In non-disease situations, low-complexity domains help proteins perform healthy functions, including assembling into liquid-like droplets, where cellular processes, including RNA processing, take place.

However, when low-complexity domains go awry, as in disease, they transform into inclusions, intractable and accumulating knots or clumps. In various cancers, the low-complexity domains are improperly attached to other proteins that may then incorrectly form droplets in cellular locations, leading to mis-regulated expression of genes.

“We're trying to understand why they change behavior and aggregate, and how we can disrupt those processes,” Fawzi said. “We show how small chemical changes–involving only a few atoms—lead to big changes in assembly and disease-associated aggregation.

“These interactions are more dynamic and less specific than previously thought,” he added. “A molecule does not take just one shape and bind to one shape but a molecule is flexible and interacts in flexible ways.”

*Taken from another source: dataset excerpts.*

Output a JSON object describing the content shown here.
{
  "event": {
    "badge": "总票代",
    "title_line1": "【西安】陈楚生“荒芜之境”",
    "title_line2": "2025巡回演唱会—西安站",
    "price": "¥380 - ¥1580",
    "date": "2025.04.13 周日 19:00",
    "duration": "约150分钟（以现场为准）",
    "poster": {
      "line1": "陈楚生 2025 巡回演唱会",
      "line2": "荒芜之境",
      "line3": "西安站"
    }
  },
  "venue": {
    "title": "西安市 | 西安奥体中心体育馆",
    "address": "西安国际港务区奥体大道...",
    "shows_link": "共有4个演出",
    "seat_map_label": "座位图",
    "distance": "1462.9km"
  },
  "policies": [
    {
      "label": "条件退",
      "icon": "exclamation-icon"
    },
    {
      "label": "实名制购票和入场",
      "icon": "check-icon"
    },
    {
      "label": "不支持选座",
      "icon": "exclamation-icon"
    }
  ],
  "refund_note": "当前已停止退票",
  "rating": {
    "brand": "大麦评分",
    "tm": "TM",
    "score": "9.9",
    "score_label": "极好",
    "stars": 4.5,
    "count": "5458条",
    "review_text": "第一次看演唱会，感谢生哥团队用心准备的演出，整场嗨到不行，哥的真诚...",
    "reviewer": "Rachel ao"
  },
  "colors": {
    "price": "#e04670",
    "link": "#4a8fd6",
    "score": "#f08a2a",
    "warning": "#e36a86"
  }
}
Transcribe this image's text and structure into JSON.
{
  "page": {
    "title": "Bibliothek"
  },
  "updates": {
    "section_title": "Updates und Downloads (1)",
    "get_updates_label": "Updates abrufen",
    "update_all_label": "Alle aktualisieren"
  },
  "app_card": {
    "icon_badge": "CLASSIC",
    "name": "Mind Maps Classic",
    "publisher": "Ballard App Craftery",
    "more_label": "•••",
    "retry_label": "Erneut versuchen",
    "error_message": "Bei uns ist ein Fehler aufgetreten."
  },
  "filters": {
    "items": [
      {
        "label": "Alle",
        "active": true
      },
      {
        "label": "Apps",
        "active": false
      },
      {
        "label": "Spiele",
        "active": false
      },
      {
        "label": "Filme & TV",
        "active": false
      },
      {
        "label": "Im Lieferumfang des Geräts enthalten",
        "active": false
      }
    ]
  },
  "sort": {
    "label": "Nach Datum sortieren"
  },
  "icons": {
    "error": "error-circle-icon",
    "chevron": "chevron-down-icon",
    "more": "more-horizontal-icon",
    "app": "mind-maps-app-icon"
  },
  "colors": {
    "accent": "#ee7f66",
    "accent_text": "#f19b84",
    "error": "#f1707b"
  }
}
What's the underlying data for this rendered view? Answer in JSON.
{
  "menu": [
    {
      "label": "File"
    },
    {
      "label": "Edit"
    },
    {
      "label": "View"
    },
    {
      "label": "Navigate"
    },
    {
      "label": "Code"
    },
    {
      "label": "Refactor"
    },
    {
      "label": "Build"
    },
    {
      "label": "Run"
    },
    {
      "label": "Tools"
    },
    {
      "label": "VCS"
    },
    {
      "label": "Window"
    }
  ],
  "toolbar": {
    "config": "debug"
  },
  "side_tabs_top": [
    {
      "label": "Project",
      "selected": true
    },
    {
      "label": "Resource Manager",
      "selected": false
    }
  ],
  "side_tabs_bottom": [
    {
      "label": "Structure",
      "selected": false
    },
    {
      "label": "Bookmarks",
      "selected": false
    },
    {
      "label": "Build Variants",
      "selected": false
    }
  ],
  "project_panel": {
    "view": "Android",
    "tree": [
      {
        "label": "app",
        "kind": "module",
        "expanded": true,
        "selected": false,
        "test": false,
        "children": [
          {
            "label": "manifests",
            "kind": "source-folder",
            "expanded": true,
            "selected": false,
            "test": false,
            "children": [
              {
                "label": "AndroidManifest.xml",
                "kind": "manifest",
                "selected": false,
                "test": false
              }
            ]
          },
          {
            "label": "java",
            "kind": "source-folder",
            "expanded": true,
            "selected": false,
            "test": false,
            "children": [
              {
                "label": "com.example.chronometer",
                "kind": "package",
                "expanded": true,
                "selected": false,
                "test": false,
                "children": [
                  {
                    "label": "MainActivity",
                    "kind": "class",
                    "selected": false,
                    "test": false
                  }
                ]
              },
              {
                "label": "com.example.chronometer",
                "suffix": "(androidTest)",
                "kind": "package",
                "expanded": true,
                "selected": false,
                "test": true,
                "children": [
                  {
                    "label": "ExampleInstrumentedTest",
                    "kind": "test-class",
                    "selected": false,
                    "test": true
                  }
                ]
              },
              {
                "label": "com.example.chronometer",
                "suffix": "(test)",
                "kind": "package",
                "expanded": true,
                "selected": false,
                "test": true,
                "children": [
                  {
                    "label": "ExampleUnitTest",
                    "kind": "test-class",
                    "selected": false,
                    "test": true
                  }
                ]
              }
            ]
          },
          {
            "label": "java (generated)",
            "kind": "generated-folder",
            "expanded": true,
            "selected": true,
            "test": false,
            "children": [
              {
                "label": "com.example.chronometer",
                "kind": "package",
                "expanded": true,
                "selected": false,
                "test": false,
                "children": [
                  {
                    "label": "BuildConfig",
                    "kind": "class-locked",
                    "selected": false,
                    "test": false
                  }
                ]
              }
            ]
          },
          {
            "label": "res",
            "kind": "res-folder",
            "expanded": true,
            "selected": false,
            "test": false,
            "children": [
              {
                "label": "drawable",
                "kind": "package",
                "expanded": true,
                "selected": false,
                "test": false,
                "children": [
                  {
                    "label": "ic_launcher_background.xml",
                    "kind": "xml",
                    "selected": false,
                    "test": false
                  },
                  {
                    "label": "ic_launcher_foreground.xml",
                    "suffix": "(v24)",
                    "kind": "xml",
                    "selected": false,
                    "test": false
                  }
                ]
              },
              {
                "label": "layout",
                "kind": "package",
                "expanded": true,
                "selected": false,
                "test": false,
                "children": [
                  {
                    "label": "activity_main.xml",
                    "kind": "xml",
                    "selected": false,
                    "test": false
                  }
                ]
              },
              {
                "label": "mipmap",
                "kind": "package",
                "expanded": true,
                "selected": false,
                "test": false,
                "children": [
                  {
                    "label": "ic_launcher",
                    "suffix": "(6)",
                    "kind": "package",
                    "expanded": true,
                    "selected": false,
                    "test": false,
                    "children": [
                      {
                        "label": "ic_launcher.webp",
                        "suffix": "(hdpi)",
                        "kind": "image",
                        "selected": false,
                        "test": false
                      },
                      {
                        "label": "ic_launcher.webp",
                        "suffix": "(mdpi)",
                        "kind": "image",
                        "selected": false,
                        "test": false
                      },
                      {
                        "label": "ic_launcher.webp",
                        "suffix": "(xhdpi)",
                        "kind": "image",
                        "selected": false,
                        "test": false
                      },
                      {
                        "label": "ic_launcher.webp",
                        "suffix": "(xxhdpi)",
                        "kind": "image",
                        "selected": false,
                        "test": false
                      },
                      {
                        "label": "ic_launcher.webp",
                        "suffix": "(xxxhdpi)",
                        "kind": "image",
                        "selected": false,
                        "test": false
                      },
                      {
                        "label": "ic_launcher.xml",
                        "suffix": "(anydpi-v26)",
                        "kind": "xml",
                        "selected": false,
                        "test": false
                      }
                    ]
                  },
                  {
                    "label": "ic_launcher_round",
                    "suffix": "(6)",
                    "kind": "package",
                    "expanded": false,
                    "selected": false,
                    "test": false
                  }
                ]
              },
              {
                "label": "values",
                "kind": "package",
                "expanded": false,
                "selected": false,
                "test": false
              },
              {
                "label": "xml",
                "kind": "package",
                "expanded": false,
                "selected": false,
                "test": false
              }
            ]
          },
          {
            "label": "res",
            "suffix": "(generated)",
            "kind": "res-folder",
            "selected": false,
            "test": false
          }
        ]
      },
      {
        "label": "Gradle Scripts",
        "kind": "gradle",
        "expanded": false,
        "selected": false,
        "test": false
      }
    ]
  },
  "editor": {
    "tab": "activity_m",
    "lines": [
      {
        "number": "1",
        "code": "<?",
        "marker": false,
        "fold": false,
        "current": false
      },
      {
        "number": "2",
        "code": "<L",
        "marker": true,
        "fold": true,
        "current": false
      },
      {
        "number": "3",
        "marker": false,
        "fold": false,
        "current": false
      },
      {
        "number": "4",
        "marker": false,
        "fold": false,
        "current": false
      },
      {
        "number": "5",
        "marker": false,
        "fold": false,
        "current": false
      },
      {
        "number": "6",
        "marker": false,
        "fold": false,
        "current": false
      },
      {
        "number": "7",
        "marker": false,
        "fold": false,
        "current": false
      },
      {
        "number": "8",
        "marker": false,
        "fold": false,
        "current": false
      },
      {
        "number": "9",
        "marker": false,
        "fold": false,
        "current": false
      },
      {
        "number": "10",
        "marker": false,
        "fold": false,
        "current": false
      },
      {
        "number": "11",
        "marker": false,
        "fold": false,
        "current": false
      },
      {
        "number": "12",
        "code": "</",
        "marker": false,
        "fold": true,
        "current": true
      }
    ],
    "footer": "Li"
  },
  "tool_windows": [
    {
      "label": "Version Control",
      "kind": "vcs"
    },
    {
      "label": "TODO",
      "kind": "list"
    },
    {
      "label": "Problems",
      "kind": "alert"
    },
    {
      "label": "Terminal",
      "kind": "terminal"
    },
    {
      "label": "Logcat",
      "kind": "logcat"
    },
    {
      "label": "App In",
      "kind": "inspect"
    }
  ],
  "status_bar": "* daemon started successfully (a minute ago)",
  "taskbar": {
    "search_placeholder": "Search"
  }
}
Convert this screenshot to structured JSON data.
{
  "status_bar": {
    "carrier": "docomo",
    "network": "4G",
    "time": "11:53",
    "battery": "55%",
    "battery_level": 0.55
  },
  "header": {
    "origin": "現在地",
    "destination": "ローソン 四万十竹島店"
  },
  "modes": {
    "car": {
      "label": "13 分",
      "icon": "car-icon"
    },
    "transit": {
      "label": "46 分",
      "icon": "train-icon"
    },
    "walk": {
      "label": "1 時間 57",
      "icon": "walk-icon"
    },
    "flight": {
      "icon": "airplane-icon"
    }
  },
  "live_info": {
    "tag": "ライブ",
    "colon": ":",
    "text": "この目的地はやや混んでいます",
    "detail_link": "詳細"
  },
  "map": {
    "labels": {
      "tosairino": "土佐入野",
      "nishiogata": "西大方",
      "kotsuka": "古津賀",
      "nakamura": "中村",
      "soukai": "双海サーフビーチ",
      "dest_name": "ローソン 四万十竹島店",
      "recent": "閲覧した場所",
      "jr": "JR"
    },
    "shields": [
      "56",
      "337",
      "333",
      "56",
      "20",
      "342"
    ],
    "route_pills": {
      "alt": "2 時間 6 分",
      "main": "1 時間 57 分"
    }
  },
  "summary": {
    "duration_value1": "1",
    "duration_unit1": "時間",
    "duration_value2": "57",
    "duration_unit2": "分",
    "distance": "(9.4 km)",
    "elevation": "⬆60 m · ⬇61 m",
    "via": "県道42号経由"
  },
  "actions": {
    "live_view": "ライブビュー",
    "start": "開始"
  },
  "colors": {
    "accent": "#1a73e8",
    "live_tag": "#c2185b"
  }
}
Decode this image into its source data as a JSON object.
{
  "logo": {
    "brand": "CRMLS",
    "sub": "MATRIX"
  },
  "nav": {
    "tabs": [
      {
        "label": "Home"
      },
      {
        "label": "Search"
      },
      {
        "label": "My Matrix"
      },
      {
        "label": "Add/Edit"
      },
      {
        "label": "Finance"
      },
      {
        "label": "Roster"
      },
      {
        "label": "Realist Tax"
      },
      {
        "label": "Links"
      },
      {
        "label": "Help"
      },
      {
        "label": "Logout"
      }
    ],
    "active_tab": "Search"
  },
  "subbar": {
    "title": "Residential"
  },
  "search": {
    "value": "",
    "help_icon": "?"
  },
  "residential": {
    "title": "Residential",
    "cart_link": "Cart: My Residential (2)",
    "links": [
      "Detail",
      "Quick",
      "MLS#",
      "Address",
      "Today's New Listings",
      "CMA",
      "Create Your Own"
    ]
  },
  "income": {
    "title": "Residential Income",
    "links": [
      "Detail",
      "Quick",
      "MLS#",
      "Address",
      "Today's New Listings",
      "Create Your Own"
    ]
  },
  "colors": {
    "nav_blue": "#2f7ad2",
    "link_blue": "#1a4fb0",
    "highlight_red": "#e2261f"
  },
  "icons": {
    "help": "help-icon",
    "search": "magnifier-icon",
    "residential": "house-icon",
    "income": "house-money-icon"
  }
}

Cells divide their function within organelles—distinct cellular structures. The researchers examined hnRNPA2, a protein that is mutated in disease and collects in membrane-less organelles, where they may use their low-complexity domain to stick together.

The researchers used nuclear magnetic resonance spectroscopy, computer simulations and microscopy to show how disease mutations and arginine methylation—a functional modification common to al arge family of proteins with low-complexity domains—altered the formation of the liquid droplets and their conversion to solid-like states in disease.

The study was published in Molecular Cell.